Shalby reports FY26 profit boost driven by tax credits
Consolidated profit rose to ₹346.87 million from ₹19.20 million, but the bottom line relies on a one-time deferred tax credit of ₹340.16 million.
What's new
- FY26 profit includes a ₹340.16 million deferred tax credit.
- Standalone revenue grew by 3.4% YoY.
- The board did not recommend a dividend for FY26.
Why this matters
The headline profit growth masks a stagnant operating reality. Once you strip out the one-time tax benefit, the underlying performance shows margin pressure and minimal top-line expansion.
What we're watching
- Whether margins recover in FY27 without tax-related tailwinds.
- The impact of the subsidiary investment impairment on future operations.

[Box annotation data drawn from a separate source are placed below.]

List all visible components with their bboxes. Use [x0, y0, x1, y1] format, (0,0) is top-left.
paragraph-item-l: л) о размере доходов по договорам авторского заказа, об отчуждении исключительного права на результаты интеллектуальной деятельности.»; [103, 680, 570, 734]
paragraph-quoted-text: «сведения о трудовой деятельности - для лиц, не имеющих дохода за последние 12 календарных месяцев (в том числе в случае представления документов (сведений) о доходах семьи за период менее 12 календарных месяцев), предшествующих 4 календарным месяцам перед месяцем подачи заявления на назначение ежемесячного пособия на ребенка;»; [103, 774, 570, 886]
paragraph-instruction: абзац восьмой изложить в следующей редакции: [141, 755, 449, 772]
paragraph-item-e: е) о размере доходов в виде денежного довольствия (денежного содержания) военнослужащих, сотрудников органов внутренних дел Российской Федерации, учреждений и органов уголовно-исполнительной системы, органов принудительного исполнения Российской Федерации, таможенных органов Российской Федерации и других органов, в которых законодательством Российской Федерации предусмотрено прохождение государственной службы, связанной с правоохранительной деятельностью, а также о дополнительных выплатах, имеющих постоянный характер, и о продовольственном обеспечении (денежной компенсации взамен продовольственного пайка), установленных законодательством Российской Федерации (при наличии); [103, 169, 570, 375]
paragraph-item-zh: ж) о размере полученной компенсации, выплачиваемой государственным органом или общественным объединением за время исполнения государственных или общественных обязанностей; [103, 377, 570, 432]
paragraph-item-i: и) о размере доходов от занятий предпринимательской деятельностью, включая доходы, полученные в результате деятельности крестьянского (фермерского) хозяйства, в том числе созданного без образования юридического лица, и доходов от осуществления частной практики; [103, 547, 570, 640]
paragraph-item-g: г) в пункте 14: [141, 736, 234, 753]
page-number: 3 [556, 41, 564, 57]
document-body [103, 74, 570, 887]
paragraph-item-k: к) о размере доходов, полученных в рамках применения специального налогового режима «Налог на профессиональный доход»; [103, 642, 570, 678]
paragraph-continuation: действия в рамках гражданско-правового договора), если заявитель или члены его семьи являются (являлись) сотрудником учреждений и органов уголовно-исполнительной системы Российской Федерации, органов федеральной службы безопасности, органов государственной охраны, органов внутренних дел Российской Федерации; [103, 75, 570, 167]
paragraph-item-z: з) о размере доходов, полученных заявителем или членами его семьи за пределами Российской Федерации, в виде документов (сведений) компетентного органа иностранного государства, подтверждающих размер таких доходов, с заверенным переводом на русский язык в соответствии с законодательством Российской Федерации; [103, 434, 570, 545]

- Any shift in dividend policy after a year of zero payouts.
The full read
Shalby reported a consolidated profit of ₹346.87 million for FY26, a sharp increase from the ₹19.20 million recorded in FY25.
It is a mirage.
This headline figure is heavily influenced by a ₹340.16 million deferred tax credit following the company's transition to a lower tax regime, while core operations remain muted with standalone revenue growth of just 3.4% year-on-year and persistent margin pressure. The board opted not to pay a dividend for the year, and investors should look past the headline profit growth to the underlying margin performance, which remains the primary challenge for the business.
Questions answered
- What drove the jump in profit for FY26?
- The primary driver was a one-time deferred tax credit of ₹340.16 million. Without this, the profit figure would be significantly lower.
- How did the core business perform?
- Standalone revenue grew by 3.4% year-on-year. The company faced margin pressure throughout the period.
- Did the board declare a dividend?
- No, the board did not recommend a dividend for FY26.
- Were there other one-time charges?
- Yes, the company recorded a MAT credit write-off of ₹42.36 million and an impairment of investment in a subsidiary of ₹6.96 million.